Yeri gelmişken bu kooperatifimiz, seçimli genel kurul yaptığı için, notere ve ticaret il müdürlüğüne yaklaşık 15 bin TL tescil ücreti ödemiştir. Bu ödemenin sadece 1.200 TL’sinin denetim kurulunun tescili için alındığı yetkililerce ifade edilmiştir.
***
AB ülkelerinin kooperatifçilikte başarılı olmaları ilgi çekicidir. AB’nde neler farklı yapılıyor da kooperatifler özellikle tarım başta olmak üzere bazı sektörlerde oyun kurucu konumuna erişmektedir?
Bu soruya verilen yanıtların başında, “kolaylaştırıcı mevzuat” gelmektedir.
Bazı AB ülkelerinde doğrudan kooperatifçilik yasası bile yoktur. Bu ülkelerde, kooperatifler var olan ticaret yasaları kapsamında kurulmakta ve faaliyetlerde bulunmaktadır.
Ülkemizde, Cumhuriyetin ilk yıllarından itibaren kooperatifçilik ile ilgili yasal düzenlemeler yapılmıştır. Doğrudan ve kapsamlı biçimde kooperatifçiliği ilgilendiren 1163 sayılı Kooperatifler Yasası 1969 yılında yürürlüğe girmiştir.
Bazı AB ülkelerinde kooperatifçilik ile doğrudan ilgili bakanlık veya resmi bir kurum da yoktur.
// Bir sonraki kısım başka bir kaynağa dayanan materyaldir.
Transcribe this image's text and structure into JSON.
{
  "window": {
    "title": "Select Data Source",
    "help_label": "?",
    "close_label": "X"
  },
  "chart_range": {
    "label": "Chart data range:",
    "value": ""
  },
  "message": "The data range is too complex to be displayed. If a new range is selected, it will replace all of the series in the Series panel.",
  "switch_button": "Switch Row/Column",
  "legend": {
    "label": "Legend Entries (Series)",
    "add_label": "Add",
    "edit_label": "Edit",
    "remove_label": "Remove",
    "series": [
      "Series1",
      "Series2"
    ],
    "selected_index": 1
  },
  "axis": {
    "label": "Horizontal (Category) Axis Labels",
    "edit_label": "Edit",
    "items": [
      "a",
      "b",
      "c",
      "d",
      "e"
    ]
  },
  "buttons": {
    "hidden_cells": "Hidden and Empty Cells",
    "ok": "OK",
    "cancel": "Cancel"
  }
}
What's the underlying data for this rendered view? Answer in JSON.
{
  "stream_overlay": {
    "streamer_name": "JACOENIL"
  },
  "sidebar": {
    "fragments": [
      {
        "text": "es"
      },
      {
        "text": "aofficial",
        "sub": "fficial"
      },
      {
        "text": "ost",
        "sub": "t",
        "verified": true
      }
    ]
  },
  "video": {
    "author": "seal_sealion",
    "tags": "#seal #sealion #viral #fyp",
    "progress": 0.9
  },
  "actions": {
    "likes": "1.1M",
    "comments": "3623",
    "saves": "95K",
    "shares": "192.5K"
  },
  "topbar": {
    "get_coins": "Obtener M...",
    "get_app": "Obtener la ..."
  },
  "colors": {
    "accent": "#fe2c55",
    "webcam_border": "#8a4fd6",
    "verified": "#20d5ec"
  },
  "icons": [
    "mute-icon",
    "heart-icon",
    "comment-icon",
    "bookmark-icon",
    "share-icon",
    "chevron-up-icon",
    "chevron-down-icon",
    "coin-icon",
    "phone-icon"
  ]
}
Ülkemizde kooperatifçiliğe çözüm arayışlarında sıklıkla bir “kooperatifçilik bakanlığı” kurulması önerilmektedir. Ülkemizde üç ayrı bakanlığa bağlı yaklaşık 40 tür kooperatif kurulmaktadır. Sadece Ticaret Bakanlığında kooperatifçilik faaliyetleri genel müdürlük seviyesinde yürütülmektedir.
Özellikle AB’nin önde gelen ülkelerinde toplumun birlikte hareket etme ve iş yapma kültürü yaygındır. Bu sosyolojik altyapıya, kamunun/devletin yol açıcı ve kolaylaştırıcı politika ve uygulamaları eklendiğinde kooperatifler etkin ve verimli şekilde çalışmaktadır. Anılan ülkelerde tarım ve gıda sektörlerinde kooperatifler oyun kurucu ve piyasa yapıcı konuma erişebilmektedir. Bu ülkelerde kooperatifçilik; bankacılık, perakendecilik, enerji gibi sektörler dahil olmak üzere diğer sektörlerde de belirgin biçimde ön plana çıkabilmektedir.
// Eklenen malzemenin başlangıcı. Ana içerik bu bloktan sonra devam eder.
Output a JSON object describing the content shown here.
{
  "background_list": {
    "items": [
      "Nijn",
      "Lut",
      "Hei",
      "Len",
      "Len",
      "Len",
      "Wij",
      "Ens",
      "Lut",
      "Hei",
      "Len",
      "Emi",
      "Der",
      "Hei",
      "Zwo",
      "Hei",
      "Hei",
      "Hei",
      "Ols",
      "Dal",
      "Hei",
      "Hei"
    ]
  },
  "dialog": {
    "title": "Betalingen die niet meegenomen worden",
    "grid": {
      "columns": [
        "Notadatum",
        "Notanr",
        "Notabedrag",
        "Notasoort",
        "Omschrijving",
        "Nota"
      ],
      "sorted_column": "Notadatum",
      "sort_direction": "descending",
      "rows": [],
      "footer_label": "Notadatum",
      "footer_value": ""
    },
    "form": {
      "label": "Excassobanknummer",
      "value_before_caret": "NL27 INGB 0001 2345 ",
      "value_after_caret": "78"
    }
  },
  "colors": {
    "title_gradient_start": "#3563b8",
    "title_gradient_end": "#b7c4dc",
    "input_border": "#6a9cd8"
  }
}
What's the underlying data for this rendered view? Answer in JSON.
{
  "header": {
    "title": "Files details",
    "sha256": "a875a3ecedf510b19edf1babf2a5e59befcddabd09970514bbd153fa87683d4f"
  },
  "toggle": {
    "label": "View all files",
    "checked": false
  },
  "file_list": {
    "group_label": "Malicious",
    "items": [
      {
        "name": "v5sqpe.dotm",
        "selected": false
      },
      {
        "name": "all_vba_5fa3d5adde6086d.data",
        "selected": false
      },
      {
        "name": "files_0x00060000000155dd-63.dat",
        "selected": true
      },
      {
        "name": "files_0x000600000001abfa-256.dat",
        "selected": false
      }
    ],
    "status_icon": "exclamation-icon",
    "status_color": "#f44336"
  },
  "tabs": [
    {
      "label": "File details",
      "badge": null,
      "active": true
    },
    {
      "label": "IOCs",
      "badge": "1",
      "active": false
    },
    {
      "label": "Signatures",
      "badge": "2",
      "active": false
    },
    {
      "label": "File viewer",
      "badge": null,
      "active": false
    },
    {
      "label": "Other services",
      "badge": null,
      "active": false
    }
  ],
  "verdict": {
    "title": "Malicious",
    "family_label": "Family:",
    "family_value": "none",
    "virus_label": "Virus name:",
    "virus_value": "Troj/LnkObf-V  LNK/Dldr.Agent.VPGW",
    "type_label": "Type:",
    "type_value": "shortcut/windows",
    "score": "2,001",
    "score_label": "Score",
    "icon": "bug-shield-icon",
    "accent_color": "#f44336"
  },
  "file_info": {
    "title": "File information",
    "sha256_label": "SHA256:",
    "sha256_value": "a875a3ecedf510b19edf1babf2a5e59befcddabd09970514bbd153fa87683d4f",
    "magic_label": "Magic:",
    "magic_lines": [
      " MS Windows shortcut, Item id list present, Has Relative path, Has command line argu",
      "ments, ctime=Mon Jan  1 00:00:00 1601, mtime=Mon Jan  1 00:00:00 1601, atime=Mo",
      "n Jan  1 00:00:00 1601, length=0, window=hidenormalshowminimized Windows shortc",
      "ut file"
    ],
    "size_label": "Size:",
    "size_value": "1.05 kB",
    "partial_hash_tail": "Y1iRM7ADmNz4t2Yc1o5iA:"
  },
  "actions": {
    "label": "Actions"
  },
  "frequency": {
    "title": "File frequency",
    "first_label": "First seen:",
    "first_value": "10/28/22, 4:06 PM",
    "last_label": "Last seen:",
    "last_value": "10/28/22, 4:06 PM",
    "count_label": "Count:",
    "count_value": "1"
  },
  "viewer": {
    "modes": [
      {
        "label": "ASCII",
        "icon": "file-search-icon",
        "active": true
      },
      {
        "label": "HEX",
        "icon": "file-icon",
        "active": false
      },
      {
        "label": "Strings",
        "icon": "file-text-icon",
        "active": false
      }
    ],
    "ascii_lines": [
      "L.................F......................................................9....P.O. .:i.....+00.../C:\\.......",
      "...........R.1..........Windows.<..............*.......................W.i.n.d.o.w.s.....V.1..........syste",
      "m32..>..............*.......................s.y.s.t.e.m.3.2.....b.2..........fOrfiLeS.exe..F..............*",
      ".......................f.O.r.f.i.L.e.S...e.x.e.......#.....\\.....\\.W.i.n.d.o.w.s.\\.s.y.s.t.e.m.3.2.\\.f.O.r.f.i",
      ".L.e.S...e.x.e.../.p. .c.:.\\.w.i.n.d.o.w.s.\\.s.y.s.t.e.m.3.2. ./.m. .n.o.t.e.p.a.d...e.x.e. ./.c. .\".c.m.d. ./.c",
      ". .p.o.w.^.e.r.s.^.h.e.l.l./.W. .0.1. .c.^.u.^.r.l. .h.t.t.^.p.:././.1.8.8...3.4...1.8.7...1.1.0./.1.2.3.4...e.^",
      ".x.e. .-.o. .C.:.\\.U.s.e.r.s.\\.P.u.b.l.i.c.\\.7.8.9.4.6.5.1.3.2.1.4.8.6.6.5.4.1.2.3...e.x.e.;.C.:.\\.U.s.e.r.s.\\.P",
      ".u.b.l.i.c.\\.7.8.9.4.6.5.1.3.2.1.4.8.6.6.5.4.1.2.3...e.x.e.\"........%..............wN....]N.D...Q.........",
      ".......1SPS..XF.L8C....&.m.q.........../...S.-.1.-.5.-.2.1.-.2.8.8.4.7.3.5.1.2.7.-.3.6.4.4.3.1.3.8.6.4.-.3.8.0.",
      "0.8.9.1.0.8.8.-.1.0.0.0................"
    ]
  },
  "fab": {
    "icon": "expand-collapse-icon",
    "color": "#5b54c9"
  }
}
Dolayısıyla benzer koşulları taşıyan kişi ve gruplar, benzer üretim ve tüketim konularını ve hedeflerini kooperatifler yoluyla düzenlemektedir. Böylelikle “taban örgütlenmesi” olan kooperatifler; kalkınmada, gelir elde etmede ve refahın adil biçimde paylaşılmasında da yaşamsal roller üstlenmektedir.
O yüzden AB ülkelerinde sadece tarımsal kooperatiflerin elde ettiği yıllık gelir, 350 milyar avroyu aşmaktadır.
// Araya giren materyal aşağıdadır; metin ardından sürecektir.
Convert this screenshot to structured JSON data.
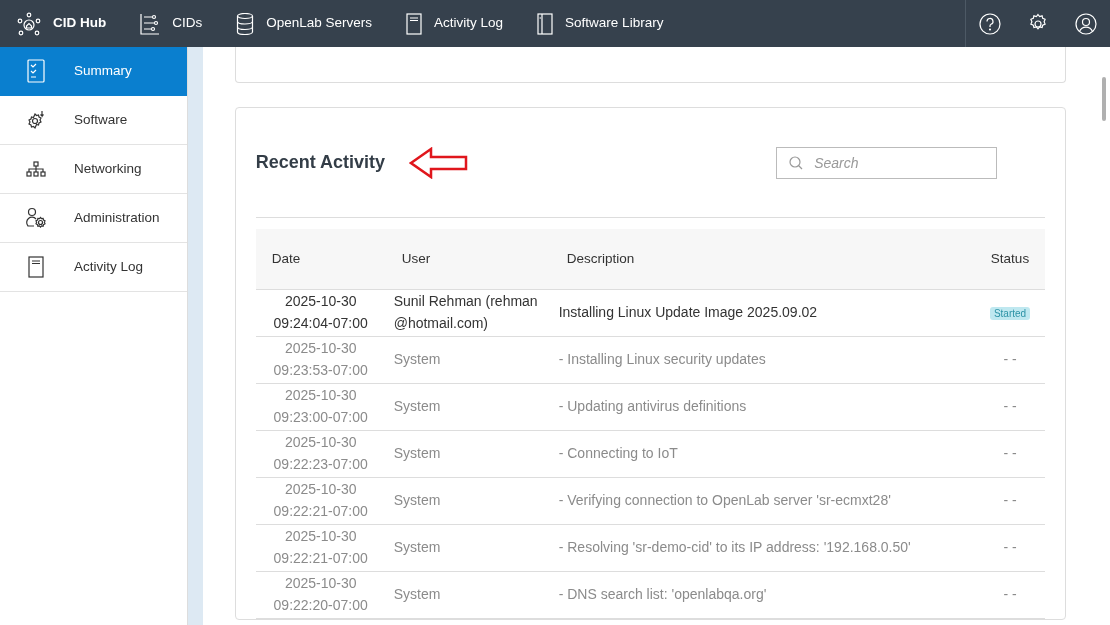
{
  "brand": {
    "title": "CID Hub"
  },
  "nav": [
    {
      "label": "CIDs"
    },
    {
      "label": "OpenLab Servers"
    },
    {
      "label": "Activity Log"
    },
    {
      "label": "Software Library"
    }
  ],
  "sidebar": {
    "items": [
      {
        "label": "Summary",
        "selected": true
      },
      {
        "label": "Software",
        "selected": false
      },
      {
        "label": "Networking",
        "selected": false
      },
      {
        "label": "Administration",
        "selected": false
      },
      {
        "label": "Activity Log",
        "selected": false
      }
    ]
  },
  "recent_activity": {
    "title": "Recent Activity",
    "search": {
      "placeholder": "Search"
    },
    "columns": [
      "Date",
      "User",
      "Description",
      "Status"
    ],
    "rows": [
      {
        "kind": "user",
        "date": "2025-10-30 09:24:04-07:00",
        "user": "Sunil Rehman (rehman@hotmail.com)",
        "description": "Installing Linux Update Image 2025.09.02",
        "status": "Started"
      },
      {
        "kind": "system",
        "date": "2025-10-30 09:23:53-07:00",
        "user": "System",
        "description": "-  Installing Linux security updates",
        "status": "- -"
      },
      {
        "kind": "system",
        "date": "2025-10-30 09:23:00-07:00",
        "user": "System",
        "description": "-  Updating antivirus definitions",
        "status": "- -"
      },
      {
        "kind": "system",
        "date": "2025-10-30 09:22:23-07:00",
        "user": "System",
        "description": "-  Connecting to IoT",
        "status": "- -"
      },
      {
        "kind": "system",
        "date": "2025-10-30 09:22:21-07:00",
        "user": "System",
        "description": "-  Verifying connection to OpenLab server 'sr-ecmxt28'",
        "status": "- -"
      },
      {
        "kind": "system",
        "date": "2025-10-30 09:22:21-07:00",
        "user": "System",
        "description": "-  Resolving 'sr-demo-cid' to its IP address: '192.168.0.50'",
        "status": "- -"
      },
      {
        "kind": "system",
        "date": "2025-10-30 09:22:20-07:00",
        "user": "System",
        "description": "-  DNS search list: 'openlabqa.org'",
        "status": "- -"
      }
    ]
  }
}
Sadece Fransa’da tarımsal kooperatiflerin yıllık geliri, ülke GSYH’sının yüzde 3,7 – 4 oranına ulaşabilmektedir.
Ülkemizde ise tarımsal kooperatiflerimiz dahil bütün kooperatiflerimizin elde ettiği yıllık gelir, ülke GSYH’mızın on binde 5-6 oranında kalmaktadır.
“İmece kültürü”nden gelen bir toplumun dayanışma ve işbirliği içinde hareket etmeyi unutmuş olmasının net ispatı, ülkemiz kooperatifçiliğinin güncel halidir.
Demek ki kırtasiyecilik ve zorlama yorumlarla kooperatifçilik gelişmemektedir.
***
Zorlaştırmamak, kolaylaştırmak gereklidir.
Yol açmak, engellememek gereklidir.
Birlikte hareket edebilmek önemli ve gereklidir.
Enerjiyi, zamanı, kaynağı ve parayı daha etkin ve verimli kullanmak ülkemizi ileriye taşıyacaktır.